NIRANAÊ, SAGA TUCUJU

NIRANAÊ, SAGA TUCUJU
De Edgar Rodrigues

1.5.09

Capítulo 12

Os vinte anos de Hernan foram, para Mário, muito significativos. Filho mais velho, era a copia perfeita do antes jovem Mario. Puxa! Ele fica a imaginar que vinte longos anos se passaram, desde que chegou a estas terras. Salvo pelo velho Itanhaê, a quem agora chama de pai, conhecera Nira, e hoje está com cinco filhos e tão jovem ainda. Hernan é o primogênito. O casamento com sua prima Surini se aproxima, e falta apenas uma lua para tal.

Surini é um encanto de menina. Jovem ainda, conhecera Hernan nas quebradas da cachoeira, em tempos de criança. Cresceram juntos, enfrentaram algumas pororocas e, juntos, prometeram, num jogo de amor, a serem fiéis um para o outro. Agora, após dezenas e dezenas de lutas, eles estão prontos para experimentar um ano de trabalhos árduos pela frente, pois é costume que, após o casamento, o noivo vá trabalhar doze luas (um ano, na contagem do homem branco) de graça na casa dos pais da noiva, e a noiva fique reclusa na taba, com os pais do noivo; e lá, com a futura sogra, passa a aprender todas as experiências que uma futura mãe deve experimentar, desde os cuidados de parto até o crescimento da criança. Na aldeia não existe índia parteira. Todo o serviço é executado pela própria índia que vai ser mãe. Isto faz parte do código de Iratu.

Em seus sonhos, Surini também desejou pertencer a Hernan, que tinha por ela predileção imensa. É claro que as brigas eram freqüentes, mas tudo isso serviu para refrear os abusos que os dois cometiam.

-- Surini, você já foi falar com pai Mário a respeito da dança?

-- Já, querido – respondeu a moça. Esse tom carinhoso de falar deixou Hernan um pouco preocupado. Ele pressentiu que a índia ficou também pensativa, ao que interrogou.

-- Que tens, filha de Deus?

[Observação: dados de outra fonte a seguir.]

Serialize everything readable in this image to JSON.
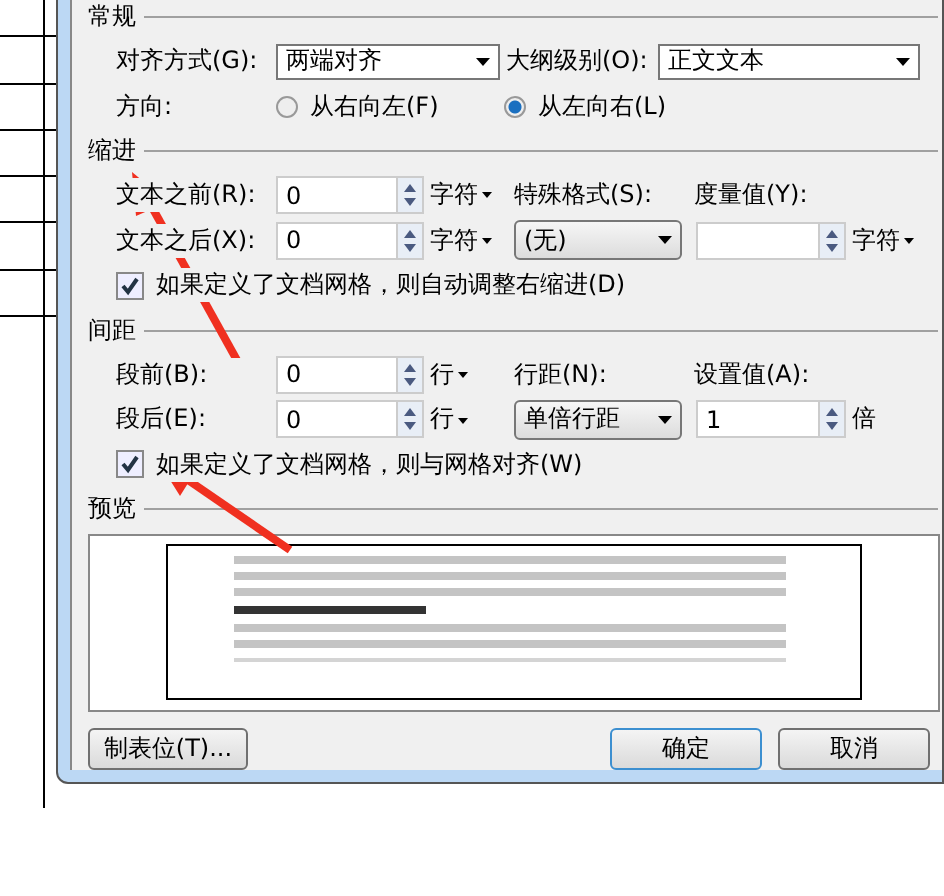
{
  "general": {
    "heading": "常规",
    "alignment": {
      "label": "对齐方式(G):",
      "value": "两端对齐"
    },
    "outline": {
      "label": "大纲级别(O):",
      "value": "正文文本"
    },
    "direction": {
      "label": "方向:",
      "options": [
        {
          "label": "从右向左(F)",
          "selected": false
        },
        {
          "label": "从左向右(L)",
          "selected": true
        }
      ]
    }
  },
  "indent": {
    "heading": "缩进",
    "before": {
      "label": "文本之前(R):",
      "value": "0",
      "unit": "字符"
    },
    "after": {
      "label": "文本之后(X):",
      "value": "0",
      "unit": "字符"
    },
    "special": {
      "label": "特殊格式(S):",
      "value": "(无)"
    },
    "measure": {
      "label": "度量值(Y):",
      "unit": "字符"
    },
    "auto_adjust": {
      "label": "如果定义了文档网格，则自动调整右缩进(D)",
      "checked": true
    }
  },
  "spacing": {
    "heading": "间距",
    "before": {
      "label": "段前(B):",
      "value": "0",
      "unit": "行"
    },
    "after": {
      "label": "段后(E):",
      "value": "0",
      "unit": "行"
    },
    "line": {
      "label": "行距(N):",
      "value": "单倍行距"
    },
    "setting": {
      "label": "设置值(A):",
      "value": "1",
      "unit": "倍"
    },
    "snap": {
      "label": "如果定义了文档网格，则与网格对齐(W)",
      "checked": true
    }
  },
  "preview": {
    "heading": "预览"
  },
  "buttons": [
    {
      "label": "制表位(T)...",
      "default": false
    },
    {
      "label": "确定",
      "default": true
    },
    {
      "label": "取消",
      "default": false
    }
  ]
}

Por que este tratamento tão carinhoso? Você nunca foi tão carinhosa assim comigo?

-- Nada, Hernan. Desculpe-me. Me escapuliu.

-- Algum motivo particular que seu novo não possa saber, querida princesa?

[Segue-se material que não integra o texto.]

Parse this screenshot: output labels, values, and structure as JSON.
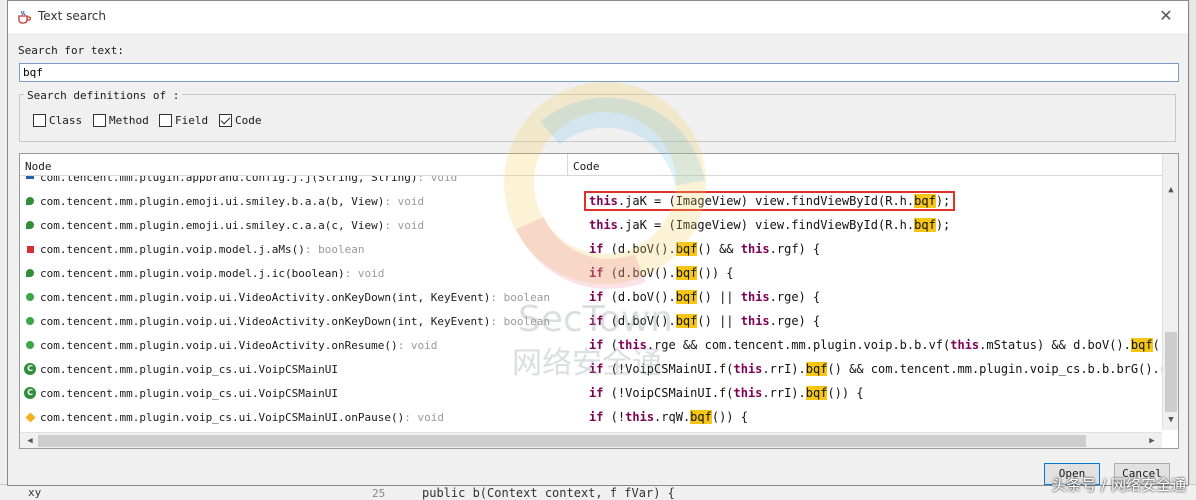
{
  "dialog": {
    "title": "Text search",
    "search_label": "Search for text:",
    "search_value": "bqf",
    "definitions_label": "Search definitions of :",
    "checkboxes": [
      {
        "label": "Class",
        "checked": false
      },
      {
        "label": "Method",
        "checked": false
      },
      {
        "label": "Field",
        "checked": false
      },
      {
        "label": "Code",
        "checked": true
      }
    ],
    "columns": {
      "node": "Node",
      "code": "Code"
    },
    "buttons": {
      "open": "Open",
      "cancel": "Cancel"
    }
  },
  "nodes": [
    {
      "icon": "method-blue-icon",
      "name": "com.tencent.mm.plugin.appbrand.config.j.j(String, String)",
      "sig": " : void"
    },
    {
      "icon": "constructor-icon",
      "name": "com.tencent.mm.plugin.emoji.ui.smiley.b.a.a(b, View)",
      "sig": " : void"
    },
    {
      "icon": "constructor-icon",
      "name": "com.tencent.mm.plugin.emoji.ui.smiley.c.a.a(c, View)",
      "sig": " : void"
    },
    {
      "icon": "private-method-icon",
      "name": "com.tencent.mm.plugin.voip.model.j.aMs()",
      "sig": " : boolean"
    },
    {
      "icon": "constructor-icon",
      "name": "com.tencent.mm.plugin.voip.model.j.ic(boolean)",
      "sig": " : void"
    },
    {
      "icon": "public-method-icon",
      "name": "com.tencent.mm.plugin.voip.ui.VideoActivity.onKeyDown(int, KeyEvent)",
      "sig": " : boolean"
    },
    {
      "icon": "public-method-icon",
      "name": "com.tencent.mm.plugin.voip.ui.VideoActivity.onKeyDown(int, KeyEvent)",
      "sig": " : boolean"
    },
    {
      "icon": "public-method-icon",
      "name": "com.tencent.mm.plugin.voip.ui.VideoActivity.onResume()",
      "sig": " : void"
    },
    {
      "icon": "class-icon",
      "name": "com.tencent.mm.plugin.voip_cs.ui.VoipCSMainUI",
      "sig": ""
    },
    {
      "icon": "class-icon",
      "name": "com.tencent.mm.plugin.voip_cs.ui.VoipCSMainUI",
      "sig": ""
    },
    {
      "icon": "protected-method-icon",
      "name": "com.tencent.mm.plugin.voip_cs.ui.VoipCSMainUI.onPause()",
      "sig": " : void"
    }
  ],
  "code_lines": [
    "this.jaK = (ImageView) view.findViewById(R.h.bqf);",
    "this.jaK = (ImageView) view.findViewById(R.h.bqf);",
    "if (d.boV().bqf() && this.rgf) {",
    "if (d.boV().bqf()) {",
    "if (d.boV().bqf() || this.rge) {",
    "if (d.boV().bqf() || this.rge) {",
    "if (this.rge && com.tencent.mm.plugin.voip.b.b.vf(this.mStatus) && d.boV().bqf()) {",
    "if (!VoipCSMainUI.f(this.rrI).bqf() && com.tencent.mm.plugin.voip_cs.b.b.brG().rqQ",
    "if (!VoipCSMainUI.f(this.rrI).bqf()) {",
    "if (!this.rqW.bqf()) {"
  ],
  "background_editor": {
    "line_number": "25",
    "code_fragment": "public b(Context context, f fVar) {",
    "left_text": "xy"
  },
  "watermark": {
    "brand": "SecTown",
    "subtitle": "网络安全通",
    "corner": "头条号 / 网络安全通"
  },
  "colors": {
    "keyword": "#7f0055",
    "highlight": "#f5c518",
    "outline": "#e0302c"
  }
}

-- Oh, não! Não se trata disso! Não tenho segredos com meu futuro marido.

-- Então, minha “flor-do-campo”, conta pro teu amor o que está te atormentando! Talvez eu possa te ajudar.

-- Oh, não penses coisa ruim. Está tudo bem comigo. Apenas estou preocupada com Amália. Ela contou-me algo muito grave.

-- Então por que não contas a mim? Eu sou o irmão mais velho dela! O que a mana tem? – Hernan começou a ficar preocupado... – Anda, Surini. O que tem a mana?

-- Hernan, com você exaltado desse jeito, é claro que não vou contar.

-- Então vou perguntar a ela...

-- Você não vai! – interrompeu, bruscamente, Surini. – Ela me contou um segredo, e com certeza ela vai saber que eu revelei a você.

-- Eu vou...

-- Não vai, já disse!

-- Por que não? Quem manda em mim sou eu, e faço o que eu quero da minha vida e das minhas decisões...

-- Ah, seu cabeça-ôca. Se você der mais um passo sem me escutar antes, juro por Ifatu que não vou ser mais sua cunha.

Pela expressão de Surini, Hernan percebeu que a situação era grave. Percebeu também que Surini não brincava. Quando prometia fazer alguma coisa, podia contar que aquilo se tornava lei.

-- Está bem, Surini. Vou te ouvir. Mas, pelo nosso amor e pelo amor de minha irmã, diga-me logo o que está se passando com Amália, senão eu vou enlouquecer...

-- Assim está melhor. Mas antes de eu te revelar alguma coisa, prometa que vai entender a sua irmã.

-- Prometo, minha jóia rara. Prometo, mas me conta logo!

-- Tens de prometer por Iratu.

-- Prometo por Tupã, por Iratu, Jurupari... prometo por Jesus Cristo... pelo nosso amor... que vou entender Amália. Mas conta, mulher, pelo amor de Deus o que está acontecendo com minha irmã.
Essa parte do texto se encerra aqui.